La segunda manifestación de género había terminado, y su cuerpo se había recuperado por completo, pero la razón por la que Yuder no participó en el entrenamiento en grupo ese día se debió a las reglas internas que Kishiar había establecido y anunciado previamente.

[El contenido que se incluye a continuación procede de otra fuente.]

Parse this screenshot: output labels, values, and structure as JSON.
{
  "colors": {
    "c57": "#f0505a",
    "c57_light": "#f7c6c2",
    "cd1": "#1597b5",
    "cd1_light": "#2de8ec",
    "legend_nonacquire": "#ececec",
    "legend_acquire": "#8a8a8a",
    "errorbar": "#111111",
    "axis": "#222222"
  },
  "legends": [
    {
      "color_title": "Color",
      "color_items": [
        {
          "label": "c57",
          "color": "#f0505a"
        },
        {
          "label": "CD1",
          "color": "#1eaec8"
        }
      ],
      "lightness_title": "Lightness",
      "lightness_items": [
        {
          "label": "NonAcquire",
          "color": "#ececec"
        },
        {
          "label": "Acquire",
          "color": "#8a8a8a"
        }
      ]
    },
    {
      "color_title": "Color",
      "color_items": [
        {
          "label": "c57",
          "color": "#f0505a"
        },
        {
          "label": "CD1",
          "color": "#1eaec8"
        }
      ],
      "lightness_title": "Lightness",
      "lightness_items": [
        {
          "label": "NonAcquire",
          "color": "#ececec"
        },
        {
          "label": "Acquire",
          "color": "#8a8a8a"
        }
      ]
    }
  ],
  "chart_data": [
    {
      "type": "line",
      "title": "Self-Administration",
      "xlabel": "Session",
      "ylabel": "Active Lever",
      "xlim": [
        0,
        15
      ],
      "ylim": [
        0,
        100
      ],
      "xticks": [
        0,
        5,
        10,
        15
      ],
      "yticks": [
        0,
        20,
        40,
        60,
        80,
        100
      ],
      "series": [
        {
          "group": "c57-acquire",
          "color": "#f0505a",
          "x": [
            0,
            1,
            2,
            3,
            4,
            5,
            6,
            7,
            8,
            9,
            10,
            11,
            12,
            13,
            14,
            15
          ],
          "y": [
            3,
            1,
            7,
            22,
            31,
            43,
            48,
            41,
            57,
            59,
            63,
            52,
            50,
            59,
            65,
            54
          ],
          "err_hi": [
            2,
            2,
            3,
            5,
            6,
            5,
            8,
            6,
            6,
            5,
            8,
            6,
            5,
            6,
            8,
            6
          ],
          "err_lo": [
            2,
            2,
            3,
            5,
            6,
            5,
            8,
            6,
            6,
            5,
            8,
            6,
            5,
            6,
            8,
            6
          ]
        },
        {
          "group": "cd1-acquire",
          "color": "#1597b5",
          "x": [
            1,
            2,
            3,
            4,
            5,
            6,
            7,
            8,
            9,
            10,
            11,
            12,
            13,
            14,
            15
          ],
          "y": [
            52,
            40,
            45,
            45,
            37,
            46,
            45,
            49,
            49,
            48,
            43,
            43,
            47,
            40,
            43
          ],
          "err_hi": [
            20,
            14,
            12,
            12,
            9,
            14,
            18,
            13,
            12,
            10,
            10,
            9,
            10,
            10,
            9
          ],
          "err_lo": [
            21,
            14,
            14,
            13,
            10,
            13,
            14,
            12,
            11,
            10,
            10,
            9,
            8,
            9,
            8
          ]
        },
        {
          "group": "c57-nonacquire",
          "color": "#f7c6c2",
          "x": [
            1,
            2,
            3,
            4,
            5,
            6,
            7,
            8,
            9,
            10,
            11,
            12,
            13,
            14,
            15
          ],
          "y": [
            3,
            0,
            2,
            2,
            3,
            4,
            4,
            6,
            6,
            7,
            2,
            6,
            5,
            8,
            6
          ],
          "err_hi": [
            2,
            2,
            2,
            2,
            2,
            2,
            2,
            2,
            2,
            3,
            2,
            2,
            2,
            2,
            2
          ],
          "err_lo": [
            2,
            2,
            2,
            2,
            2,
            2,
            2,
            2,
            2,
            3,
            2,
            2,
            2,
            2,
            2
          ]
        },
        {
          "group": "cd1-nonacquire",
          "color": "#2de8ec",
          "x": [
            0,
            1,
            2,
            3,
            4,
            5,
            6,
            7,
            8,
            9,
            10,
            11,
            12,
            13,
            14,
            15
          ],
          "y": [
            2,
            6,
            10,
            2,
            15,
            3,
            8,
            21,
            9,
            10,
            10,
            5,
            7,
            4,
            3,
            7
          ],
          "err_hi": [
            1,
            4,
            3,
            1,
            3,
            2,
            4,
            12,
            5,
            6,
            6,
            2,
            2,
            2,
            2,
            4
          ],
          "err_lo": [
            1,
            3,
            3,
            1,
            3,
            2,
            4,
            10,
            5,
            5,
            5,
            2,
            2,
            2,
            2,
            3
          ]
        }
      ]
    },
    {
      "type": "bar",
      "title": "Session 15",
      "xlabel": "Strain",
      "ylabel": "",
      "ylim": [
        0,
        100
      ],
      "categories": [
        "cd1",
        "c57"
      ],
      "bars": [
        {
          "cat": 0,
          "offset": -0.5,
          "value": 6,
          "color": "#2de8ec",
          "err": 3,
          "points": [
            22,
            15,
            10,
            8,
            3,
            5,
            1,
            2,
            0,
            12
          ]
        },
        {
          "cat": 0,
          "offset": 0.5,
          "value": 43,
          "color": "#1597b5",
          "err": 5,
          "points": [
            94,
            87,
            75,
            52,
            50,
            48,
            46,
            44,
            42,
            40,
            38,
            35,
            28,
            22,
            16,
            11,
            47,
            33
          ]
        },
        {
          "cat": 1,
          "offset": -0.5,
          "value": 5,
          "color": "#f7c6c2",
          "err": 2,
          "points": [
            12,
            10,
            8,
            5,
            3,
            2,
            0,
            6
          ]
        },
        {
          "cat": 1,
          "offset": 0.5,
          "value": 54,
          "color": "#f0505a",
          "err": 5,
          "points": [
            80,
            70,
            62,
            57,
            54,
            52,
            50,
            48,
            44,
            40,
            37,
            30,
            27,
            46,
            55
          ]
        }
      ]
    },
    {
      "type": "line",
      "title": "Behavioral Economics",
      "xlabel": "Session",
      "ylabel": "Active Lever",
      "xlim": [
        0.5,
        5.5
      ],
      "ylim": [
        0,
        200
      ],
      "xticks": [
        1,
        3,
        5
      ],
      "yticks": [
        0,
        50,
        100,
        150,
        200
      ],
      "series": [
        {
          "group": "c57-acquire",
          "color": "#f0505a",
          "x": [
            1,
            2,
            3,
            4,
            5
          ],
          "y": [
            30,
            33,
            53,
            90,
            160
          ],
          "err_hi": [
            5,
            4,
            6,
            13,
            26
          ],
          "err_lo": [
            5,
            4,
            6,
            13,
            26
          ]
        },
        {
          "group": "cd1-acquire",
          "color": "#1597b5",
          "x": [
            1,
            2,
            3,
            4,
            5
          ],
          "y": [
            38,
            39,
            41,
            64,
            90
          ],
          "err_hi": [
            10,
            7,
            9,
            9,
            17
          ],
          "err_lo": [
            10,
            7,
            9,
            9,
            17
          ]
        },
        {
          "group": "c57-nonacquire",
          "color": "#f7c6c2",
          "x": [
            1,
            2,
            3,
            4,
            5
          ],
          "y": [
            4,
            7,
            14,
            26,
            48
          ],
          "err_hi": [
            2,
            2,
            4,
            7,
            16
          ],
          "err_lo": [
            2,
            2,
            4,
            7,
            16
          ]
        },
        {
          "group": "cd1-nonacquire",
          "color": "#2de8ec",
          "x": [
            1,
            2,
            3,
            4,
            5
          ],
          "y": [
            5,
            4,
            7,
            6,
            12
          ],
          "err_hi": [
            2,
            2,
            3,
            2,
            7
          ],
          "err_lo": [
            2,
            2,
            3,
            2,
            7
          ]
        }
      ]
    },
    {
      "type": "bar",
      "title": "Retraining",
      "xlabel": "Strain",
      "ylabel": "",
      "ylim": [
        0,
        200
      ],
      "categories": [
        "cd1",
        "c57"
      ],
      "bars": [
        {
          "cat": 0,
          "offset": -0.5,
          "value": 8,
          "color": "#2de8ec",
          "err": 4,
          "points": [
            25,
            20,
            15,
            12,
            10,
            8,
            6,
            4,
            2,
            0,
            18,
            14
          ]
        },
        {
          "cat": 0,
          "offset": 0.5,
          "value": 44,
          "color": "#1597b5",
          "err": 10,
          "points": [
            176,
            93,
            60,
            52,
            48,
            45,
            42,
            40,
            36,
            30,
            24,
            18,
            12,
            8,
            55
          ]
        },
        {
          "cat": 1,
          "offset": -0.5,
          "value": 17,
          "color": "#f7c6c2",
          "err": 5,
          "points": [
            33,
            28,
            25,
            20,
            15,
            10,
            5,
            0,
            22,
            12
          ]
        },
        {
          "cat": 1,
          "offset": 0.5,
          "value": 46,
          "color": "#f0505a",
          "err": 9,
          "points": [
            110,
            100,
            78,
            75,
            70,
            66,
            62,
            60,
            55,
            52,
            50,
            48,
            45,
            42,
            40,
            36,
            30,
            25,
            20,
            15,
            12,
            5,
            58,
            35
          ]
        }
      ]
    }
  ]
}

Según estas normas, los miembros de la Caballería no podían participar en entrenamientos o misiones intensas durante las dos semanas siguientes a su manifestación.
Yuder había planeado inicialmente mantenerse al margen durante un tiempo, observando cómo progresaba el entrenamiento y haciendo las correcciones necesarias, así que esto no supuso ningún problema, aunque fue un poco decepcionante. Kishiar pareció captar el ligero pesar de Yuder y esbozó una leve sonrisa.
"Cuando hice esa norma, no tenía ningún pensamiento en particular, pero ha resultado ser bastante útil. Debería dar las gracias a los juristas que trabajaron duro conmigo".
"..."
"De todos modos, me alegra saber que las cosas van bien. Estaré preocupado con el juicio de la familia Apeto y los asuntos que surjan de él, así que tendrás que trabajar duro con los Subcomandantes mientras tanto".
"Sí".
Yuder se lo esperaba. Esa misma mañana, los miembros habían estado discutiendo fervientemente la noticia de que el interrumpido juicio de la familia Apeto se reanudaría en tres días. Gracias a ellos, Yuder se enteró de que el rumor de que Kishiar había matado al segundo hijo de la familia Apeto, Lenore, se había convertido en un rumor sobre el Príncipe Heredero.
Aunque los miembros que difundieron tal cosa creían en la inocencia de Kishiar y estaban mayoritariamente enfadados con el Príncipe Heredero, la opinión pública no era necesariamente la misma.
"Entonces, ¿recogiste los objetos de esas cajas en relación con eso?"
"Sí. Um... uno de ellos sí".
Kishiar dio una respuesta curiosa y desvió la mirada hacia las pequeñas y robustas cajas de madera que había sobre la mesa. Al abrir la tapa de la caja blanca de la derecha, un espeso olor a polvo llenó rápidamente el aire.
"¿Qué es esto...?"
"Este es el ingrediente venenoso que encontraste en el cadáver de Lenore Shand Apeto y en su carta".
La primera caja contenía un manojo de seta blanca seca.
"Cuando lo comprobé, este hongo apenas crece en la capital y sus alrededores. Como has dicho, los plebeyos a veces lo usan como medicina, no como veneno, así que casi no había casos en los que se recolectara adecuadamente y se trajera refinado".
Kishiar alargó la mano y jugueteó con el exterior de la caja abierta.
"Los Caballeros de Peletta y los informantes han trabajado muy duro para rastrear dónde consiguió el veneno el Príncipe Heredero. Este es el resultado".
Yuder se enderezó inmediatamente y examinó de cerca la seta.
"¿Lograron rastrearlo?"
"Fueron bastante astutos... pero sí, hemos encontrado una pista".
Los ojos rojos de Kishiar se entrecerraron, brillando con una luz fría.